While more than 80% of Arizona voters typically cast early ballots, many of them through the mail, there is no home-mail delivery in San Luis, limited public transportation and many people do not have cars, making it harder to vote.
Fuentes has many admirers in San Luis who praised her for fighting to reger and turn out voters.
She first ran for office in 1994 and served multiple terms on the City Council and was still on the school board when she was sentenced last month to 30 days in jail. Now, she will be barred from holding elected office or voting.
“My mom is not a criminal,” said her daughter, Lizette Esparza. “It’s a political persecution.”
Fuentes had also been charged with forgery and conspiracy, but ultimately pleaded guilty only to a charge relating to ballot collection. A sentencing report from her defense team said she was “extremely remorseful for her involvement in this matter” but had done nothing fraudulent. Her lawyers wrote that in the Election Day video in which Fuentes handled another voter’s ballot, she was actually checking to make sure the ovals were properly filled.
But other residents said the criminal investigation shined light on real corruption and bare-knuckle politics inside their city. In 2012, for example, Fuentes and others in city government challenged a political rival’s ability to hold office based on her limited English proficiency.
In interviews, several residents said they had grown cynical about politics in San Luis. They felt that local officials hoarded power and traded votes for government jobs and benefits. In a court filing, prosecutors with the attorney general’s office said the video of Fuentes indicated she had been “running a modern-day political machine seeking to influence the outcome of the municipal election in San Luis, collecting votes through illegal methods.”
Nieves Riedel, who runs a prominent home-construction business, is a Democrat who rejects lies about the 2020 election.
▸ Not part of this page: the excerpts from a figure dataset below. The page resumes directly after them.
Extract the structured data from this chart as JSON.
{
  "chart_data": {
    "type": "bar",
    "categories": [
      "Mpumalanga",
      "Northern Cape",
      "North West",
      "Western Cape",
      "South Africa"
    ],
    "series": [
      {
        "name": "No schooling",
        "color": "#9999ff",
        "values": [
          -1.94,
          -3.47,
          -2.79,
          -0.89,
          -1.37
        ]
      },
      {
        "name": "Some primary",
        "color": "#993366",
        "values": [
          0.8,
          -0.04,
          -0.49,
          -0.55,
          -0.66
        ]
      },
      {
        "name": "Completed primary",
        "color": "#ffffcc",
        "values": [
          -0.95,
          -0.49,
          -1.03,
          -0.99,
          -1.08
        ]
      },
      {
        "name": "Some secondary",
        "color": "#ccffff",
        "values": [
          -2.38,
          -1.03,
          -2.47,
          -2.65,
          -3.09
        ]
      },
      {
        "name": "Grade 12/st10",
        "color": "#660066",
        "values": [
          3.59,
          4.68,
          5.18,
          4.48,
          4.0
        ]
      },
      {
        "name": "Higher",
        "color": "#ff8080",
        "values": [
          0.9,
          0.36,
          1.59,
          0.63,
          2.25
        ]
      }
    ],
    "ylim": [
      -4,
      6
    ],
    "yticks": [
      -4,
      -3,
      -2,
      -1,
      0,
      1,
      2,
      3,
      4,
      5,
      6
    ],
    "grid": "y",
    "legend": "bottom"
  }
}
But she was also convinced that some of her city’s leaders had for years tilted local races and manipulated voters into casting ballots for powerful incumbents.
“Was voter fraud being committed in the city of San Luis? Yes,” she said. “But not at the national level. It’s small-town politics.”
Over the summer, Riedel won an election to become San Luis’ next mayor. She said she was concerned with improving the jammed two-lane roads and providing better jobs and colleges to keep young adults from leaving. She said she was dismayed, but not surprised, to see outsiders latch onto her city’s troubles for their own ends.
“Both parties are capitalizing on this, to settle scores and prove points,” Riedel said. “I can assure you that both parties can care less about the people of San Luis.”
As voting gets underway in San Luis and the candidates for City Council and school board knock doors and plant campaign signs along the desert roads, Lara said he would again be on the hunt for irregularities. He is coordinating efforts to monitor the main ballot drop box in San Luis.
“We have our people,” he said, but declined to be more precise about their activities. “We don’t want to tip off the enemy.”